La Fabrique de l’Info : Vous étudiez le militantisme au sein du Front National depuis les années 1990 … Quels rapports avaient les jeunes militants du FN, à l’époque, avec les journalistes ?

Sylvain Crépon : Il fallait se méfier des journalistes. Ca faisait partie de la socialisation militante. On leur apprenait à répondre de façon correcte aux journalistes, on craignait déjà certains dérapages.
En premier lieu, on observait une certaine défiance mais en même temps une prise de conscience : on ne peut pas faire sans, donc il faut apprendre à maîtriser les médias. Parmi les reproches, il y a celui de ne pas dire la vérité sur le Front National. En parallèle, il y avait aussi ce goût pour la provocation. Les journalistes mentent, mais on rigole quand Jean-Marie Le Pen fait des provocations. C’est une forme d’entre-soi militant que l’on n’hésitait pas à pratiquer.
Puis, j’ai assisté à l’apparition d’Internet. Le Front National a été l’un des premiers partis à se doter d’un site web en 1996. Ce parti a tout de suite compris l’intérêt du net. De son point de vue, c’était un moyen de pouvoir faire sa propre information, et donc, de pratiquer ce qu’il a appelé par la suite la «Réin- formation».

D-M.B: Il y a eu une forme de récupération de Gramsci au sein de la Nouvelle Droite. Peut-on dire qu’il y a une volonté d’utiliser internet comme un nouveau média, pour diffuser les idées du Front National et normaliser les pro- pos et idées de l’extrême droite ?

S.C: Il y a eu une influence de la Nouvelle Droite sur le Front National. Le Front National s’est inspiré des idées mais aussi de la stratégie de la Nouvelle Droite. Il est vrai que celle-ci était très en vogue au sein du parti frontiste dans les années 1990 et particulièrement chez les jeunes.
Il y avait deux raisons à cela.D’abord, le fait que cette génération n’avait pas grandi dans l’héritage de l’Algérie Française, donc le différencialisme était pour eux quelque chose de tout à fait opératoire. Deuxième point important, cette génération cherchait une alternative au clivage Gauche/Droite. Le ni-droite ni-gauche correspondait un peu à sa situation.
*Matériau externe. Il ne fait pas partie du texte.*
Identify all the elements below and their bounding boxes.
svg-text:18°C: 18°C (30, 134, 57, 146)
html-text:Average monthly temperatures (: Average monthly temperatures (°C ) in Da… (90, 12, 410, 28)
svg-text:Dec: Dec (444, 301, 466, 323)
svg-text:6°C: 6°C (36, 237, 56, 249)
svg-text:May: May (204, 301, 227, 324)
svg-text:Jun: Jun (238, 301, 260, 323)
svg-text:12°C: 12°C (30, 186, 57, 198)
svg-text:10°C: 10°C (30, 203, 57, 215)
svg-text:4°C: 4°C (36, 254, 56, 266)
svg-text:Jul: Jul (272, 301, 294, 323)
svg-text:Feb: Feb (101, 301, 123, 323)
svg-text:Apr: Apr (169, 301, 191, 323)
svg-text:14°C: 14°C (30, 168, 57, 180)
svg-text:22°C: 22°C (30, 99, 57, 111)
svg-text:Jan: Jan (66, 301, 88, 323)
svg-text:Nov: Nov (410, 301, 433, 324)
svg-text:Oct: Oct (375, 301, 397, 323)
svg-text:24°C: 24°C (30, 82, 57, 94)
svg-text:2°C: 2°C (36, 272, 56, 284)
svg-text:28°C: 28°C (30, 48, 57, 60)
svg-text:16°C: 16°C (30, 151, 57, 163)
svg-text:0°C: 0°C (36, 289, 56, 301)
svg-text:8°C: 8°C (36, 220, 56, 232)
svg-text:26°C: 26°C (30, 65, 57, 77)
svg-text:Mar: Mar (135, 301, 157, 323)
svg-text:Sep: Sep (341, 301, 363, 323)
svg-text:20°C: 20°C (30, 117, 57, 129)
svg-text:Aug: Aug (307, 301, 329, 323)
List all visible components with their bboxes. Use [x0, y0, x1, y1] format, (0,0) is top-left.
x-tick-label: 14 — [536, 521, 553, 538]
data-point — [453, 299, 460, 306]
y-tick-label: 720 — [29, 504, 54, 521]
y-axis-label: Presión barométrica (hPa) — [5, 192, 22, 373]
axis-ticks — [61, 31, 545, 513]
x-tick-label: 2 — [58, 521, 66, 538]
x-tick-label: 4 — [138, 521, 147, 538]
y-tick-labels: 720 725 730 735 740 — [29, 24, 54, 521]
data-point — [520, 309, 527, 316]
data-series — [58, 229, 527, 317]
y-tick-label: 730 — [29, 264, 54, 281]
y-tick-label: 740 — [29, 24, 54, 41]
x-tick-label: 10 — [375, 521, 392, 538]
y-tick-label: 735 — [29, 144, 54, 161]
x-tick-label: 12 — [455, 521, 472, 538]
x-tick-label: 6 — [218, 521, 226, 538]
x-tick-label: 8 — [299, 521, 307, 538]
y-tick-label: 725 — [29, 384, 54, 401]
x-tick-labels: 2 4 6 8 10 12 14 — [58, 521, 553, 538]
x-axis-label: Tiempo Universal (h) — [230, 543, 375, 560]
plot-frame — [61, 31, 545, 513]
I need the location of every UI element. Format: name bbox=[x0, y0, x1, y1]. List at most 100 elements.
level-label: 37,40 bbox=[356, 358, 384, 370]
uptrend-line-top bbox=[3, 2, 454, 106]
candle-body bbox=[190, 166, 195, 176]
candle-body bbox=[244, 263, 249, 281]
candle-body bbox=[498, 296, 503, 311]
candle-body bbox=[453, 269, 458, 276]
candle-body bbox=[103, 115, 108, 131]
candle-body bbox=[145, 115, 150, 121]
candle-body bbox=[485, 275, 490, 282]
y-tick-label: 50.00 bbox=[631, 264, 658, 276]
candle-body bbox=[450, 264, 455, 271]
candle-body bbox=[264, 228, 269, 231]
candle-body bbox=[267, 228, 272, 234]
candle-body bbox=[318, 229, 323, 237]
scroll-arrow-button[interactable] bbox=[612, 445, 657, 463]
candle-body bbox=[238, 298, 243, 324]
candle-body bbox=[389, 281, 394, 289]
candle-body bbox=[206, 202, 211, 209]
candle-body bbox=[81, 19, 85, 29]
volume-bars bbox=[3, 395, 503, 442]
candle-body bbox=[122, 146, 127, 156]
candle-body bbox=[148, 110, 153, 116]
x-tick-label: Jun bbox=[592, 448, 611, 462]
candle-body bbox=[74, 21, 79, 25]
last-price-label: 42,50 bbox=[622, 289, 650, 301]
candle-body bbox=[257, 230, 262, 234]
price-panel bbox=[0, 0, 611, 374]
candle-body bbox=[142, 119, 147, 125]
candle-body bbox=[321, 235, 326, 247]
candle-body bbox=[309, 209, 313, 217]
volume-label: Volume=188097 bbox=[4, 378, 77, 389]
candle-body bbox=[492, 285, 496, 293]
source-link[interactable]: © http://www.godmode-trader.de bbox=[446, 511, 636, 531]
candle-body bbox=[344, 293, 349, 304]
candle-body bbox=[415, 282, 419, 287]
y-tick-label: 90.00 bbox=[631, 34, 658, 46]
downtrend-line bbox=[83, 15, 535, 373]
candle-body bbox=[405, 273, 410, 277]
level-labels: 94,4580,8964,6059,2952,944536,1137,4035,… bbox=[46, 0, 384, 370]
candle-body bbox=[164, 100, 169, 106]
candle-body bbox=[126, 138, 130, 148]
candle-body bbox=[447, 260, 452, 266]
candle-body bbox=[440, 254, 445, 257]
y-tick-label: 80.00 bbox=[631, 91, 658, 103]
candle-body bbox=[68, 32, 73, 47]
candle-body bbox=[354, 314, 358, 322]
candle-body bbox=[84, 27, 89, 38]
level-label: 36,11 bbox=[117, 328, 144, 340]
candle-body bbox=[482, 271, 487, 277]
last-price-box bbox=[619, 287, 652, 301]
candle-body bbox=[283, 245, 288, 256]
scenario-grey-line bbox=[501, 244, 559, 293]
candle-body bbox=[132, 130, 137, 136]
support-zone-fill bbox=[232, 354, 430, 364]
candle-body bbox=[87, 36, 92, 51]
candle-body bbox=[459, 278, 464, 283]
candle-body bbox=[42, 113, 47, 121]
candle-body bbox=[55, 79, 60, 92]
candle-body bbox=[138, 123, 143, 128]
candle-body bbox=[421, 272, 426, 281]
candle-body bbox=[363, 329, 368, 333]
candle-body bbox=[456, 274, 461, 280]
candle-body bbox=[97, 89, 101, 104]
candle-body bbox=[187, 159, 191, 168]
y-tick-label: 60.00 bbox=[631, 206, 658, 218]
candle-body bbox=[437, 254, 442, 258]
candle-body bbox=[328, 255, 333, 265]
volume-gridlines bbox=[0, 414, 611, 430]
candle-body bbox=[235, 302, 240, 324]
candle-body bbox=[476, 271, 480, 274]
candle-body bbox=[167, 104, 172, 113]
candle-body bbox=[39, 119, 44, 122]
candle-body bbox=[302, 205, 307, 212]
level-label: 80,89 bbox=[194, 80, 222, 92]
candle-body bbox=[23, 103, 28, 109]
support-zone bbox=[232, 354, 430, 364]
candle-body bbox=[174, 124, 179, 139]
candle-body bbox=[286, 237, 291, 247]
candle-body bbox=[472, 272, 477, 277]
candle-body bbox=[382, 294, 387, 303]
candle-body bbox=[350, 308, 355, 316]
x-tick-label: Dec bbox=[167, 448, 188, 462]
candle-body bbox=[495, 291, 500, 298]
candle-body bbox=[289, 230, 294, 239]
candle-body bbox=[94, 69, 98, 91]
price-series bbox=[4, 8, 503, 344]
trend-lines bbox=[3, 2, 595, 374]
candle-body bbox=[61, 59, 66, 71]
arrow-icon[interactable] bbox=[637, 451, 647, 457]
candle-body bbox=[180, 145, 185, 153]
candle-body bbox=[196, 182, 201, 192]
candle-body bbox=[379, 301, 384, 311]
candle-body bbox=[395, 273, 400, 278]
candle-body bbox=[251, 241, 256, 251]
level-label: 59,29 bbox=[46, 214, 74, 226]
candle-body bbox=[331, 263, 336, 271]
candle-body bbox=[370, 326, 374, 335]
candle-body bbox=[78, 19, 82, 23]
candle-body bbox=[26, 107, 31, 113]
D-M.B: Pour revenir à la consommation médiatique des jeunes du Front National, est ce que vous avez constaté une évolution, des changements dans les modes de consommation, dans la fréquences ou les supports ?

S.C: J’ai voulu diffuser un questionnaire il y a quelques temps auprès des candidats et élus frontistes. J’avais justement une question sur leur rapport aux médias et je pointais différents sites qu’ils pouvaient consulter, des médias comme Fdesouche. Quand j’ai voulu soumettre mon questionnaire auprès de la direction, on m’a demandé de retirer ce passage. On sent que c’est une cause très sensible, un petit peu embarrassante.
Il ne faut pas oublier que l’une des caractéristiques principales de l’électorat du Front National, et je m’appuie sur les recherches quantitatives de Nonna Meyer, par exemple, c’est qu’il s’agit d’un électorat très peu diplômé. Cela ne veut pas dire que c’est un électorat bête, qui ne comprendrait pas ou qui voterait pour des raisons un peu ésotérique, loin de là ! Ca veut dire que l’accès aux médias est prioritairement centré sur des médias gratuits, faciles d’accès, faciles à comprendre et qui finalement vont leur présenter le monde sous un joug qui correspond plutôt à ce qu’ils pensent déjà. Cette dimension me semble relativement importante.
Cette dimension populiste, anti-élite, implique aussi que les médias sont considérés comme faisant partie de l’élite, d’une certaine forme de bourgeoisie hostile par essence aux idées du Front National. C’est quelque chose qui peut profiter, qui peut permettre à ces publications d’être présentées comme des contre-médias en quelque sorte.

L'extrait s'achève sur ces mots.